The green cleaning program, implemented by the Physical Plant’s building services’ department five years ago, has been recognized by two national organizations.
UGA recently became the second institution of higher education in the nation to earn certification with highest honors from the Cleaning Industry Management Standards, which gave UGA high marks in a recent recertification of the green cleaning program. The university also was recertified with honors for meeting CIMS, and the Athens campus was awarded the Green Building distinction.
“The on-campus assessment inspector spent three days in late October inspecting our business management process, interviewing numerous campus department heads/contact staff members who are our customers, inspecting numerous campus buildings and interviewing our custodial staff on safety and cleaning procedures,” said Kim Thomas, assistant director of services for the Physical Plant.
UGA was also recently named the co-grand award winner in the college/university category of the 2010 Green Cleaning Award for Schools and Universities.
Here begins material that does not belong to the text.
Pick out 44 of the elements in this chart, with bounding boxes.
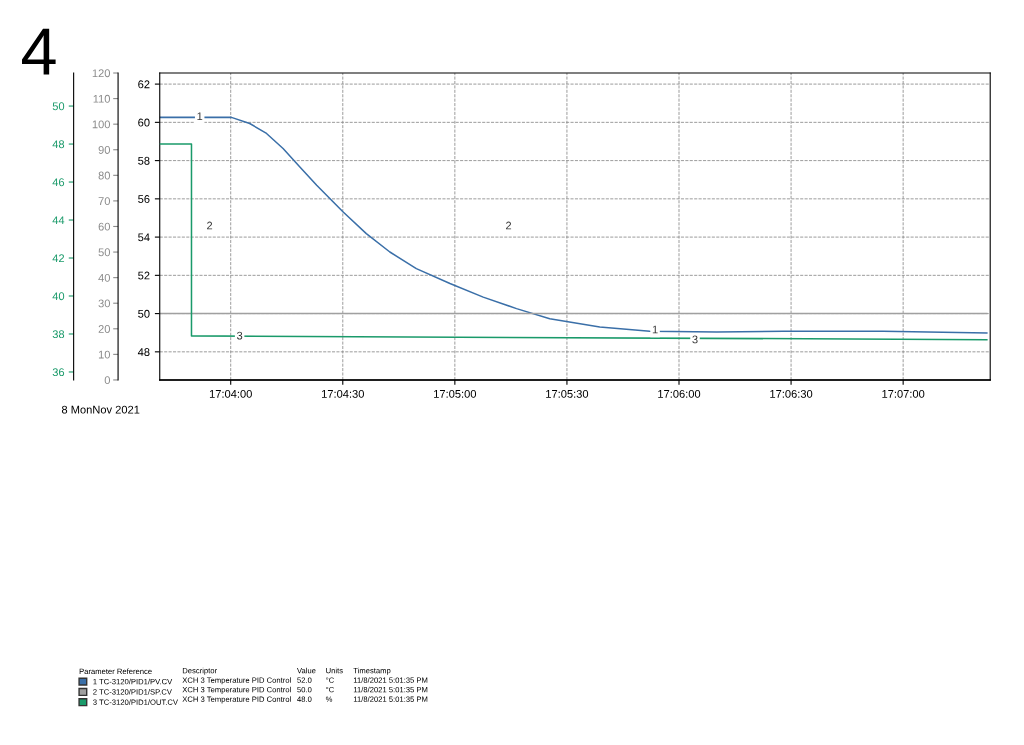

The award is sponsored by American School and University magazine, the Green Cleaning Network and Healthy Schools Campaign.
The green cleaning program has turned cleaning and disinfecting UGA buildings into a precise science. Campus buildings are now cleaned with only three products and advanced tools like microfiber cloths.
“It’s easy to think of UGA as huge, but what that really means is 9.7 million square feet of cleanable space,” said Thomas. “Academic classrooms, meeting rooms, conference rooms, research labs, hallways, restrooms-all the stuff you walk by and you never really think about unless it doesn’t look good-we do all of that with about $19 million which takes care of salaries and supplies.”
Green cleaning at UGA after a pilot program in Old College produced great results. Now, with the rest of campus participating, not only does the air inside UGA buildings smell as fresh as the air outside, but illness due to harsh chemicals has decreased and the university returns a yearly savings of about $1.3 million.
But that’s not all.
As part of the program, the Physical Plant created a Building Services Academy that trains every member of the department-even supervisors-on how to clean using new tools. The mandatory two-week academy also teaches workers about their role in public health and sustainability as well as exposes them to programs to resources to help earn their GED diploma or associate or bachelor’s degrees.
“We go over what we want and how we want them to do it. There’s a mechanical process to cleaning, and there’s a safe way to do it,” Thomas said. “People may think it’s just like cleaning your house, but it’s really not.”